Os autores Mahr e Csibra (2018) discutem a memória episódica através da perspectiva de conteúdo, a considerar as classificações de memória relacionadas ao campo declarativo. A memória semântica e a memória episódica são estudadas e diferenciadas por Tulving e Markowitsch (1998), sendo a primeira formulada a partir da associação de informações simplesmente conhecidas e constituídas pelo sentido e pelo significado sobre o conhecimento da realidade; por outro lado, a memória episódica se configura por meio do processo de recuperação de um evento específico, em um movimento de reexperiência, caso já tenha ocorrido. Huo et al. (2018) consideram que o declínio da memória episódica está envolvido com o decaimento de outros processos de memória, assim como o déficit relacionado ao armazenamento de informações, aos aspectos atencionais e aos estados de humor do idoso.
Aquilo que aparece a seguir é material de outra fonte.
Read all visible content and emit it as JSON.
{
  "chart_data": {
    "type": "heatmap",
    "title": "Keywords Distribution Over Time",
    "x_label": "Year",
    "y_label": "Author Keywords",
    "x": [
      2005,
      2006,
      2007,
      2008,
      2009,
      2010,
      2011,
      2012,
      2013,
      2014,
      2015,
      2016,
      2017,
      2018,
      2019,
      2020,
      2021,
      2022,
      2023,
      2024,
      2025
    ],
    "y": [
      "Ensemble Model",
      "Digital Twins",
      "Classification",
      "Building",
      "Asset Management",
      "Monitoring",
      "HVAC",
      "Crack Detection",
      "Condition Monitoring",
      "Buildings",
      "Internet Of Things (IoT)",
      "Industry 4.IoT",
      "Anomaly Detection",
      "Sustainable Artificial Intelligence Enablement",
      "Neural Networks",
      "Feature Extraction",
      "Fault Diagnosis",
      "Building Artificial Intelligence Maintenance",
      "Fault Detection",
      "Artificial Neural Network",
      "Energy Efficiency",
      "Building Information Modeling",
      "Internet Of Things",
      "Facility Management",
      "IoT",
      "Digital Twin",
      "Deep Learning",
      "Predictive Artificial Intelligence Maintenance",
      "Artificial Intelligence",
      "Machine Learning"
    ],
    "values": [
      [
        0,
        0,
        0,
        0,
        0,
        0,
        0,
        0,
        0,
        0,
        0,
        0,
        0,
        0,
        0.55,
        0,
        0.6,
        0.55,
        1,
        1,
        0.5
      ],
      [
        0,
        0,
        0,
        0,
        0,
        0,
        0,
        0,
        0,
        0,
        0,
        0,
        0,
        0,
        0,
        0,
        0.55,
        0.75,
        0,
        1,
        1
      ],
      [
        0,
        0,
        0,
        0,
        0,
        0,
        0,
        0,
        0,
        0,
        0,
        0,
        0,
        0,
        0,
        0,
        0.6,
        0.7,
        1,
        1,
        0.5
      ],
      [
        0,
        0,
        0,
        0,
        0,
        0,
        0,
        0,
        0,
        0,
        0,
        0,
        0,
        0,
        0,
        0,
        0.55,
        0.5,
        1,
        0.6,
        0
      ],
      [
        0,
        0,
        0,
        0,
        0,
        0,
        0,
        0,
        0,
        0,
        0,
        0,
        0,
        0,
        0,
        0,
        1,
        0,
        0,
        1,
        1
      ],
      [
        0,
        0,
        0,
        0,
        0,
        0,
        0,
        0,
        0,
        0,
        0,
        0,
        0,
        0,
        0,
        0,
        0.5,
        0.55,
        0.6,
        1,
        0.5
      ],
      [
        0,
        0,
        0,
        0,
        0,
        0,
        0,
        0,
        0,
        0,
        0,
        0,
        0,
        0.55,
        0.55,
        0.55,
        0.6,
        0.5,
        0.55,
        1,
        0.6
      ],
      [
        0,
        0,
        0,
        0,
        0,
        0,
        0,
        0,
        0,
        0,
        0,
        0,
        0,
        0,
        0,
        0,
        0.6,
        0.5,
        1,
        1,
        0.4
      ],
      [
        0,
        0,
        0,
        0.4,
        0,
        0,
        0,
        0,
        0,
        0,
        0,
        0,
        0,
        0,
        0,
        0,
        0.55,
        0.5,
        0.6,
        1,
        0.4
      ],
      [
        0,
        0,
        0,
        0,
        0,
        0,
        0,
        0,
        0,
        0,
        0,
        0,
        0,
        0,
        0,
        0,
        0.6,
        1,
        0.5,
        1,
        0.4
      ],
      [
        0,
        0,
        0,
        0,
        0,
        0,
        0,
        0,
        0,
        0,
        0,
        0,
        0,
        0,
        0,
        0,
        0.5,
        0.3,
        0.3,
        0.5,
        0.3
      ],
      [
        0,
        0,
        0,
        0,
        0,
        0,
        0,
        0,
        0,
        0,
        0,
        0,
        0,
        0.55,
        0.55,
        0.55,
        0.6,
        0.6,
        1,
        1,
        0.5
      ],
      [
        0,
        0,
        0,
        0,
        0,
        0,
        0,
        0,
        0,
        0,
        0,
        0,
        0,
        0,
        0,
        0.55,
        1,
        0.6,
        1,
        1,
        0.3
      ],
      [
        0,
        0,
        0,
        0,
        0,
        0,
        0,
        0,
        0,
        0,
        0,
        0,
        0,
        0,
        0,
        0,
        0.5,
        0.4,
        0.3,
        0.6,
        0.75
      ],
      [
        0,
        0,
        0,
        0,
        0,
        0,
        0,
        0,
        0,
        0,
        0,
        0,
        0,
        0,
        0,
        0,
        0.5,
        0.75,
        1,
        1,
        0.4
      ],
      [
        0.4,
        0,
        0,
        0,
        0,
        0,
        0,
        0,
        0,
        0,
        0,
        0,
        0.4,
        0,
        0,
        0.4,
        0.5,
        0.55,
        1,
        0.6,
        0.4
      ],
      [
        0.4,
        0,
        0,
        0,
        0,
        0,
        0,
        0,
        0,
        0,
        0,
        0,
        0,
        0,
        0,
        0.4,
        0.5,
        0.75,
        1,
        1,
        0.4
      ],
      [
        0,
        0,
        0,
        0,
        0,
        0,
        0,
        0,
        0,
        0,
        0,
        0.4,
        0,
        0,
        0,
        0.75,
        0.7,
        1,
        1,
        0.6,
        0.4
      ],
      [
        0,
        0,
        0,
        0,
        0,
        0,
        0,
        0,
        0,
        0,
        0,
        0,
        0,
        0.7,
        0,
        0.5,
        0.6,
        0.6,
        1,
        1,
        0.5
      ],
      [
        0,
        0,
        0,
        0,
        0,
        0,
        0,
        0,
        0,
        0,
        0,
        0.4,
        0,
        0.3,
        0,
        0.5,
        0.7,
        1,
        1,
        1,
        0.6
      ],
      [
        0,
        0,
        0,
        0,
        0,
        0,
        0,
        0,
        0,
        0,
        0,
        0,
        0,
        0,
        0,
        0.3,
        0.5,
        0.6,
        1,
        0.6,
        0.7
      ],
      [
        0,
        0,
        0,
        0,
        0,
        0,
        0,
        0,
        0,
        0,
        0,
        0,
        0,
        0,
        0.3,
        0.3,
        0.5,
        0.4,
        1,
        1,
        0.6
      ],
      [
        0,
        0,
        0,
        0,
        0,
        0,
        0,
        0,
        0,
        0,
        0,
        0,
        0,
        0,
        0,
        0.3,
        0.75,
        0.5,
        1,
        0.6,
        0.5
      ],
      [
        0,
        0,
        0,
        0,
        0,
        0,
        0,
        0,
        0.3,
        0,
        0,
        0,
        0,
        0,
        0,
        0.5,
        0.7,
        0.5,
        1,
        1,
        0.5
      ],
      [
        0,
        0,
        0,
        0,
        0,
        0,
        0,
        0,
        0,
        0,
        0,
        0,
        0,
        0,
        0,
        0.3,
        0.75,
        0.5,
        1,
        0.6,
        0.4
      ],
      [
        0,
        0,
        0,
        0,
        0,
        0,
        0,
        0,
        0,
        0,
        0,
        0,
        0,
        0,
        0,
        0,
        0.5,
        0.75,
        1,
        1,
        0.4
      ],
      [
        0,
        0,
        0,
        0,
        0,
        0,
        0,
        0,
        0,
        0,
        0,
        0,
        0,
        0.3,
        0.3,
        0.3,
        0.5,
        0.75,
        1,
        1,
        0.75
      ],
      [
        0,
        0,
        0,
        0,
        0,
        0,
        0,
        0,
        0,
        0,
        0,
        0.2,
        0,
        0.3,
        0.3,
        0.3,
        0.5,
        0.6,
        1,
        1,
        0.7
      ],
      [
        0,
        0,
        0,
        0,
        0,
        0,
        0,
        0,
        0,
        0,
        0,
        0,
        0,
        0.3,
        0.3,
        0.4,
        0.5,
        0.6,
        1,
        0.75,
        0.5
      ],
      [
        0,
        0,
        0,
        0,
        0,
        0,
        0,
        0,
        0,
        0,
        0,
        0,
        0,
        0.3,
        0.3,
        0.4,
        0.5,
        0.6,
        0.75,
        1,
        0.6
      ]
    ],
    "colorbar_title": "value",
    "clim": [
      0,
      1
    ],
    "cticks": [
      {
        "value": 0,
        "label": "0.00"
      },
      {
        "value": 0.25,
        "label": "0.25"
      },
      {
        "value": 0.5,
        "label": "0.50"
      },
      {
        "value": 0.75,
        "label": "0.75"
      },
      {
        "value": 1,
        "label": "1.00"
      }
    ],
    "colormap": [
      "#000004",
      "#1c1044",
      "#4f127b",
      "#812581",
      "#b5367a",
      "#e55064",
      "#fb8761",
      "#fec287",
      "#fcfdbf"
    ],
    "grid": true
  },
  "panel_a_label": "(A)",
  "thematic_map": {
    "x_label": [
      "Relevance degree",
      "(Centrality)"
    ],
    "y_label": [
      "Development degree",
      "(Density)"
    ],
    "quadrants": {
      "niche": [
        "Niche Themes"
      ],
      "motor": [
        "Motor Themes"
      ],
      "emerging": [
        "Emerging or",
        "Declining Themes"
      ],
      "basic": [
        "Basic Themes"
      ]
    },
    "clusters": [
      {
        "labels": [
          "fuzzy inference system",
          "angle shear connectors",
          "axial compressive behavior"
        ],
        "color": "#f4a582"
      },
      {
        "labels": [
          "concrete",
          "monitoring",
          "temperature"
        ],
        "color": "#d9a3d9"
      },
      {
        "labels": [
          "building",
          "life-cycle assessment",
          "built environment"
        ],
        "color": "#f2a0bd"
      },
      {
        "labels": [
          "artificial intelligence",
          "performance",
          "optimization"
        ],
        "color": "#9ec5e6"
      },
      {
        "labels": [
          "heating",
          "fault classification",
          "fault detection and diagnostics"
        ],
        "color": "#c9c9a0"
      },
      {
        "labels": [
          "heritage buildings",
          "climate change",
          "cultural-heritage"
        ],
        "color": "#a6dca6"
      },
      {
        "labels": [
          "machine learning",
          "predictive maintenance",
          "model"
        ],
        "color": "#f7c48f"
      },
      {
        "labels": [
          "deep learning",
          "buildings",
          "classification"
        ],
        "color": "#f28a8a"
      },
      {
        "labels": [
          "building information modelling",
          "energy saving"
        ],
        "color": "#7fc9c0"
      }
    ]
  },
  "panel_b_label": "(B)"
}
As possibilidades de ações que fornecem orientação especializada à população idosa quanto às modificações desenvolvimentais consideradas normais emergem em um contexto de mudanças em relação ao autoconceito, à autonomia e à qualidade de vida desse grupo social, por meio de orientações, tratamentos e intervenções de cunho cognitivo, social e físico a partir de um objetivo em comum (Soares et al., 2013; de Lima Gomes et al., 2021). Tais intervenções são atribuídas à conscientização do idoso em relação às suas funções cognitivas, físicas e sociais que se apresentam preservadas e remanescentes, e podem também servir como impulso para a mudança positiva em relação ao resguardo e sofisticação de tais funções (Santos & Flores-Mendoza, 2017; Belleville et al., 2017; Silva et al., 2020).
Sobre as intervenções cognitivas, essas ocorrem por meio da condução de profissionais qualificados, com atividades estratégicas que visam o refinamento das funções cognitivas e sociais (Morando et al., 2018; da Silva Oliveira & da Silva, 2020). Apresentam como objetivos o desenvolvimento dos níveis atencionais, de memorização e de aprendizagem, além da promoção da autonomia e a evolução da autoimagem, a partir dos ganhos cognitivos relacionados (Santos & Flores-Mendoza, 2017; Gomes, 2019; Silva et al., 2021). Podem ocorrer individualmente ou em grupo, sendo que o último apresenta melhores resultados devido aos estímulos relacionados à motivação e às trocas de vivências entre os sujeitos, além de vantagens como criação de rede de apoio e de vínculos grupais e por pares, enfrentamentos de identificações como isolamento social e familiar, estigmas do envelhecimento e depressão (Lira et al., 2011; de Lima Gomes et al., 2021). Podem ocorrer por diferentes configurações metodológicas, através de reabilitação cognitiva, estimulação cognitiva ou treino cognitivo, metodologicamente explicados em demais estudos (Belleville et al., 2017; Santos & Flores-Mendoza, 2017; Gomes, 2019; Rocha & Chariglione, 2020).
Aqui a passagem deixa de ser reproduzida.